While grappa is usually associated with hard liquor like vodka and gin, it's actually a byproduct of wine production.
"In the winemaking process, if you have a red grape and squeeze it, the juice that comes out will almost always be clear," explains Caddy. "The colour that goes into red wine comes from the skins. Winemakers break the skins, create a skin-and-juice mush which they leave to ferment for ten to 20 days to get the colour, and then press it out."
"I semi-jokingly say that grappa is an eco-friendly drink and that you can save the planet by drinking it. I take the waste skins and distill the alcohol out of them to make a 94 percent alcohol."
The skins are then usually thrown out, despite there being plenty of alcohol being left. This is where the thrifty grappa-maker comes in.
"It's upcycling," says Caddy. "I semi-jokingly say it's an eco-friendly drink and that you can save the planet by drinking grappa. I take the waste skins and distill the alcohol out of them to make a 94 percent alcohol. We water it down with spring water to about 50 percent and that is the beginning of grappa."
Given the number of vineyards in Italy, it makes sense for the country to produce grappa—but Devon?
"I was pretty confident I could get the raw materials from my grandfather's vineyard," says Caddy. "I'd found a place in Devon where it would be acceptable to put in a grappa distillery, and then went over to Italy on 'research trips' to learn how it's made. Whether I'd be able to find enough red grape skins was one of those things I realised after I placed the order for the still. It dawned on me that I'm choosing to make something that uses only 12 percent of all the grapes grown in the UK."

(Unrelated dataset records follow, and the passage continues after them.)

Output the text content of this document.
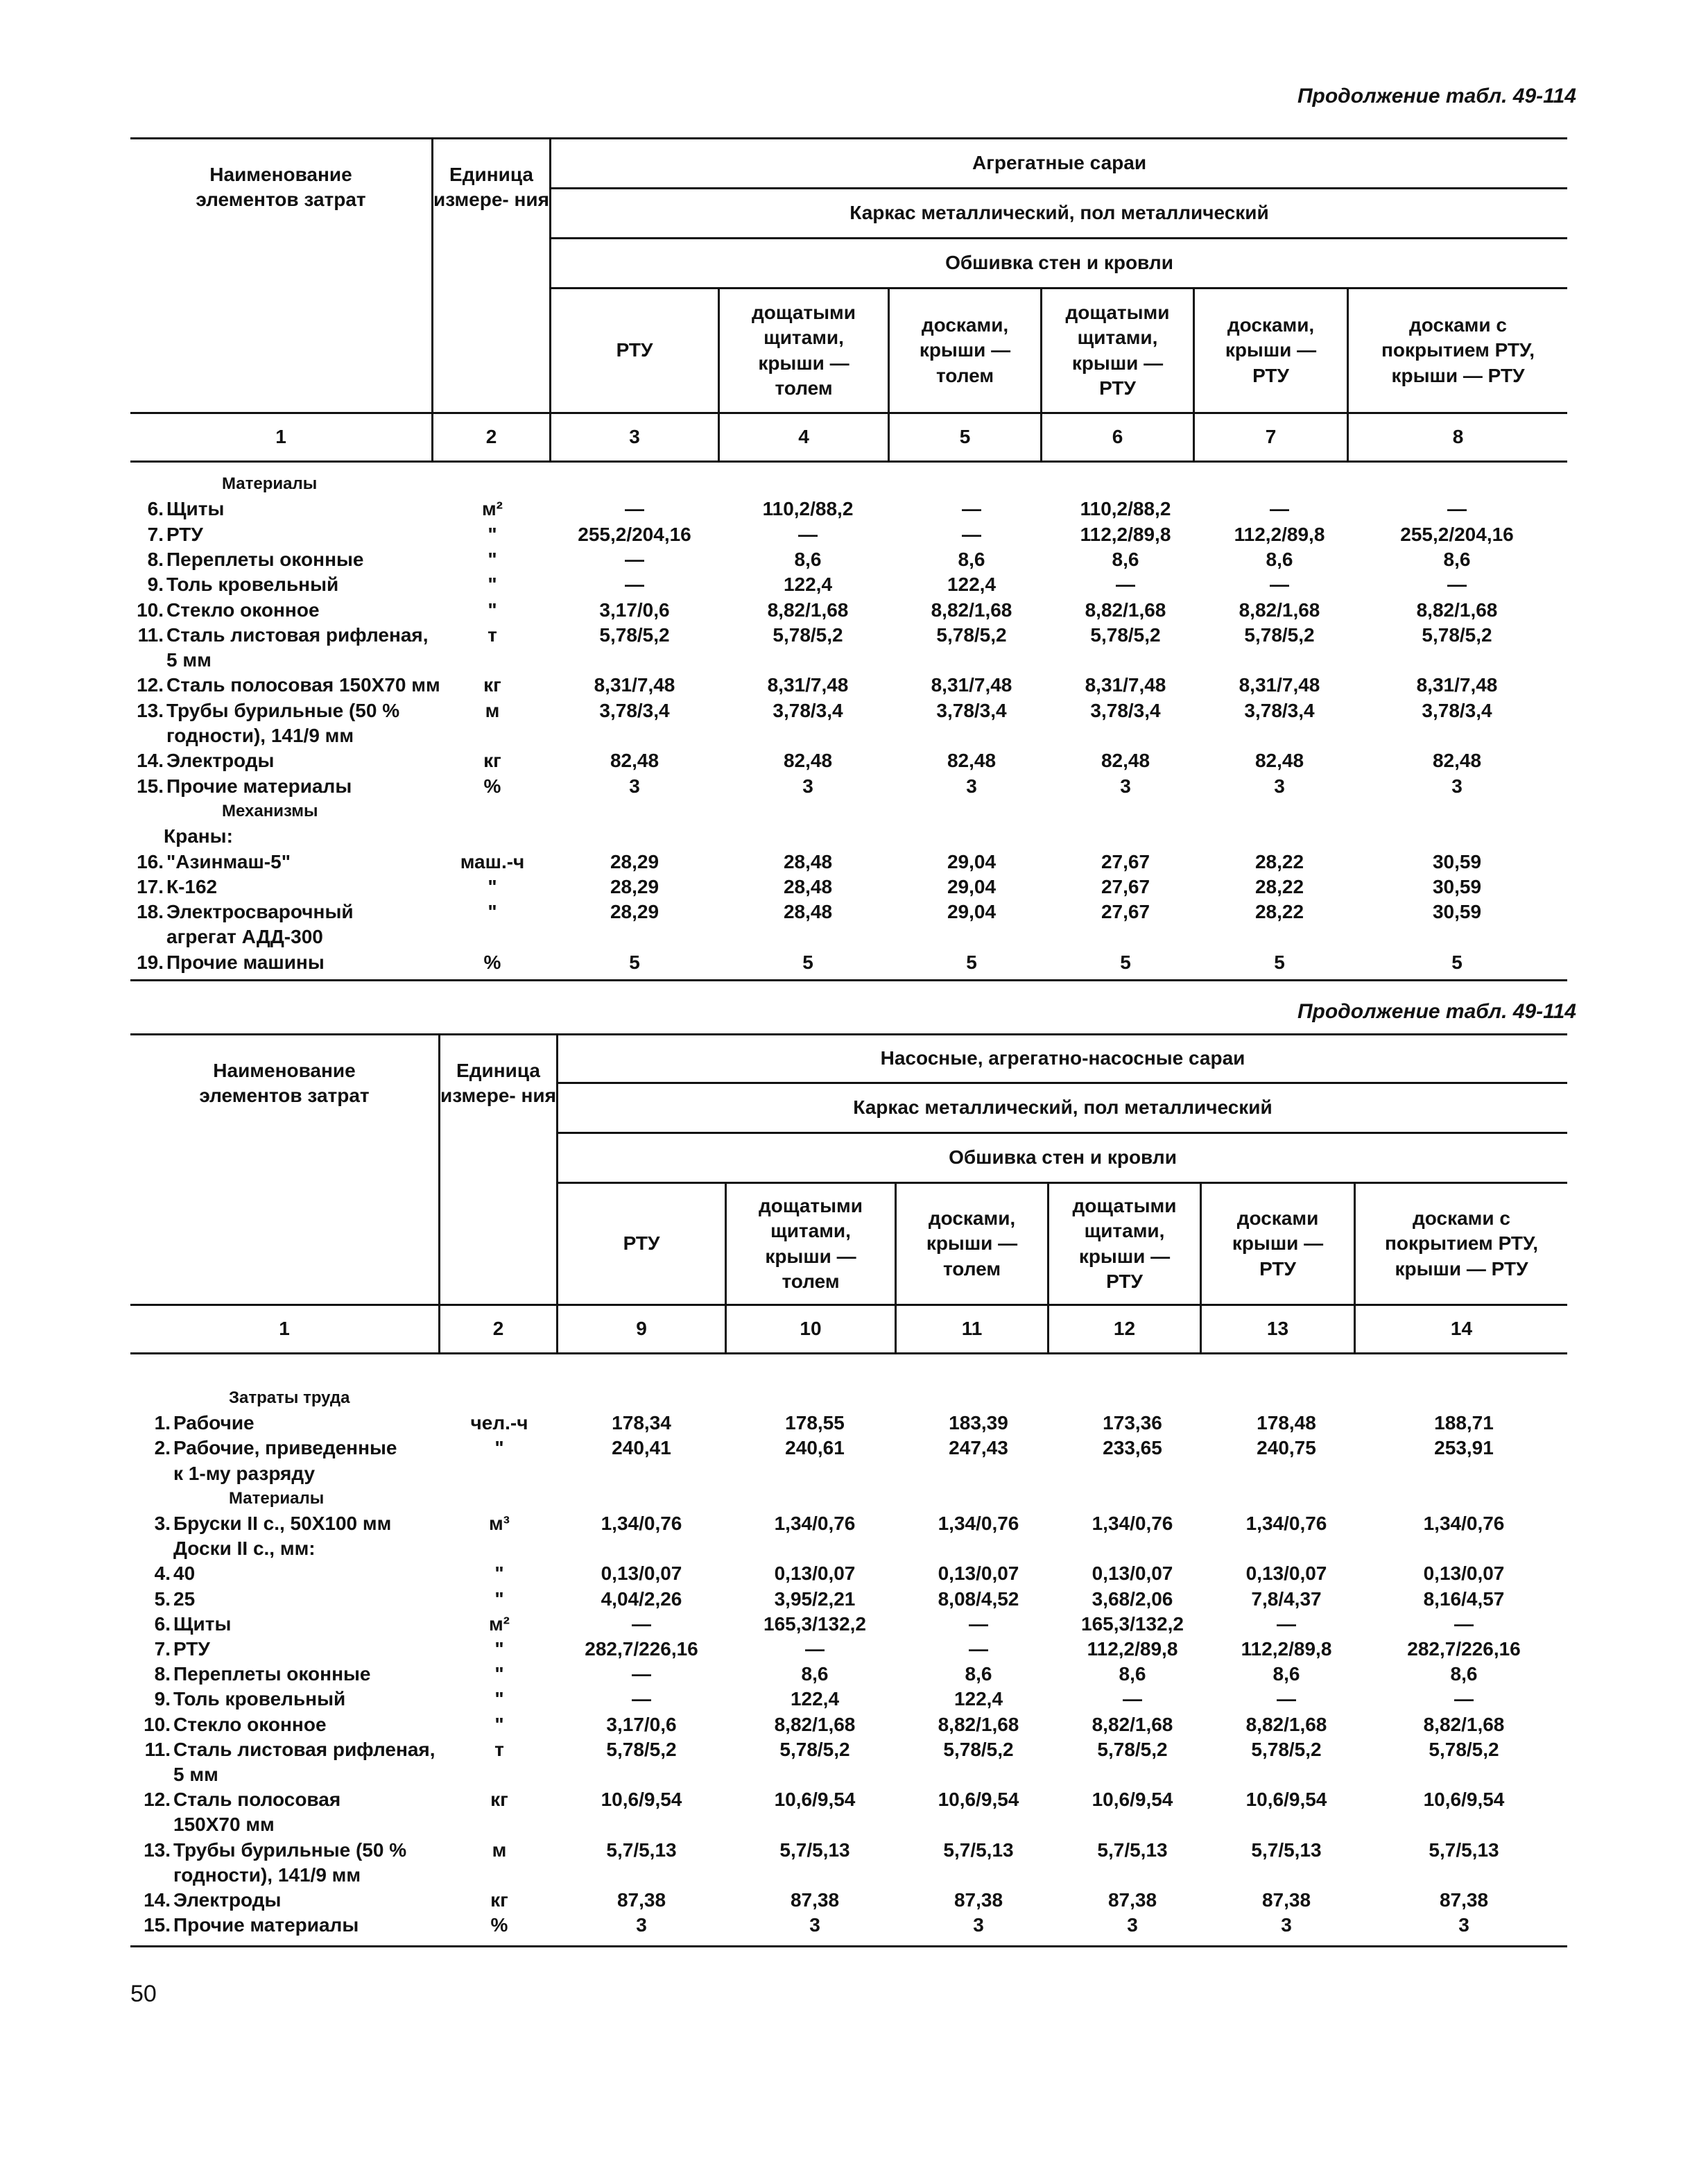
Продолжение табл. 49-114
Наименование элементов затрат
Единица измере- ния
Агрегатные сараи
Каркас металлический, пол металлический
Обшивка стен и кровли
РТУ
дощатыми щитами, крыши — толем
досками, крыши — толем
дощатыми щитами, крыши — РТУ
досками, крыши — РТУ
досками с покрытием РТУ, крыши — РТУ
1	2	3	4	5	6	7	8
Материалы
6. Щиты	м²	—	110,2/88,2	—	110,2/88,2	—	—
7. РТУ	"	255,2/204,16	—	—	112,2/89,8	112,2/89,8	255,2/204,16
8. Переплеты оконные	"	—	8,6	8,6	8,6	8,6	8,6
9. Толь кровельный	"	—	122,4	122,4	—	—	—
10. Стекло оконное	"	3,17/0,6	8,82/1,68	8,82/1,68	8,82/1,68	8,82/1,68	8,82/1,68
11. Сталь листовая рифленая,	т	5,78/5,2	5,78/5,2	5,78/5,2	5,78/5,2	5,78/5,2	5,78/5,2
5 мм
12. Сталь полосовая 150X70 мм	кг	8,31/7,48	8,31/7,48	8,31/7,48	8,31/7,48	8,31/7,48	8,31/7,48
13. Трубы бурильные (50 %	м	3,78/3,4	3,78/3,4	3,78/3,4	3,78/3,4	3,78/3,4	3,78/3,4
годности), 141/9 мм
14. Электроды	кг	82,48	82,48	82,48	82,48	82,48	82,48
15. Прочие материалы	%	3	3	3	3	3	3
Механизмы
Краны:
16. "Азинмаш-5"	маш.-ч	28,29	28,48	29,04	27,67	28,22	30,59
17. К-162	"	28,29	28,48	29,04	27,67	28,22	30,59
18. Электросварочный	"	28,29	28,48	29,04	27,67	28,22	30,59
агрегат АДД-300
19. Прочие машины	%	5	5	5	5	5	5
Продолжение табл. 49-114
Наименование элементов затрат
Единица измере- ния
Насосные, агрегатно-насосные сараи
Каркас металлический, пол металлический
Обшивка стен и кровли
РТУ
дощатыми щитами, крыши — толем
досками, крыши — толем
дощатыми щитами, крыши — РТУ
досками крыши — РТУ
досками с покрытием РТУ, крыши — РТУ
1	2	9	10	11	12	13	14
Затраты труда
1. Рабочие	чел.-ч	178,34	178,55	183,39	173,36	178,48	188,71
2. Рабочие, приведенные	"	240,41	240,61	247,43	233,65	240,75	253,91
к 1-му разряду
Материалы
3. Бруски II с., 50X100 мм	м³	1,34/0,76	1,34/0,76	1,34/0,76	1,34/0,76	1,34/0,76	1,34/0,76
Доски II с., мм:
4. 40	"	0,13/0,07	0,13/0,07	0,13/0,07	0,13/0,07	0,13/0,07	0,13/0,07
5. 25	"	4,04/2,26	3,95/2,21	8,08/4,52	3,68/2,06	7,8/4,37	8,16/4,57
6. Щиты	м²	—	165,3/132,2	—	165,3/132,2	—	—
7. РТУ	"	282,7/226,16	—	—	112,2/89,8	112,2/89,8	282,7/226,16
8. Переплеты оконные	"	—	8,6	8,6	8,6	8,6	8,6
9. Толь кровельный	"	—	122,4	122,4	—	—	—
10. Стекло оконное	"	3,17/0,6	8,82/1,68	8,82/1,68	8,82/1,68	8,82/1,68	8,82/1,68
11. Сталь листовая рифленая,	т	5,78/5,2	5,78/5,2	5,78/5,2	5,78/5,2	5,78/5,2	5,78/5,2
5 мм
12. Сталь полосовая	кг	10,6/9,54	10,6/9,54	10,6/9,54	10,6/9,54	10,6/9,54	10,6/9,54
150X70 мм
13. Трубы бурильные (50 %	м	5,7/5,13	5,7/5,13	5,7/5,13	5,7/5,13	5,7/5,13	5,7/5,13
годности), 141/9 мм
14. Электроды	кг	87,38	87,38	87,38	87,38	87,38	87,38
15. Прочие материалы	%	3	3	3	3	3	3
50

English vineyards tend to concentrate on the Champagne grapes like Pinot Noir and Chardonnay, which grow well in the chalky soils of the south.
So Caddy did some sums: four tonnes of grapes makes around 4000 litres of wine, but the skins will only make up around a tonne of that. Once the distillation process is complete, the amount of grappa produced is about 1 percent in relation to the amount of wine the same grapes have made.
In other words: not very much.
"I collect grape skins from almost all of the wineries in the UK that make red in any significant volume," explains Caddy. "Of course, there are lots of people who grow red grapes but make them into a rosé or a sparkling—both of which are useless to me, since they're not fermenting the skins."
Despite the challenge of making a spirit in a country lacking crucial ingredients, populated by people who associate it with hangover horror stories, Caddy's grappa has flourished. At the recent San Francisco World Spirit Awards, Dappa was named as the 13th best grappa in the world.
"I know it sounds ridiculous to claim 13th place but they make around nine million bottles of grappa every year in Italy, and there were hundreds of grappas entered," he says. "It's amazing to know that we're up there with the best."
Some of this is down to the expertise of Caddy's mentor Marco, who he met on his travels around Italy. Marco is the ninth generation of his family to make grappa.
"He told me how to make a quality spirit," says Caddy. "He thought it was daft—an English guy trying to make an Italian drink—but he was very supportive at the same time. His primary rule is that you have to be holding a glass of Prosecco in one hand while you're distilling."
Once the alcohol has been distilled—Prosecco glass in hand—it's left to mature.
"The time allows it to settle down, relax, and breath—and it removes some of the harshness," explains Caddy. "What we make tastes different to the Italian stuff because we're using different grape varieties. In England, it's mainly Pinot Noir and Blondo. In Italy, it's grapes like Cabernet Sauvignon and Merlot. So Dappa is smoother and more refined than the stuff you've had on ski trips."
We can all happily join in a Dappa toast to that.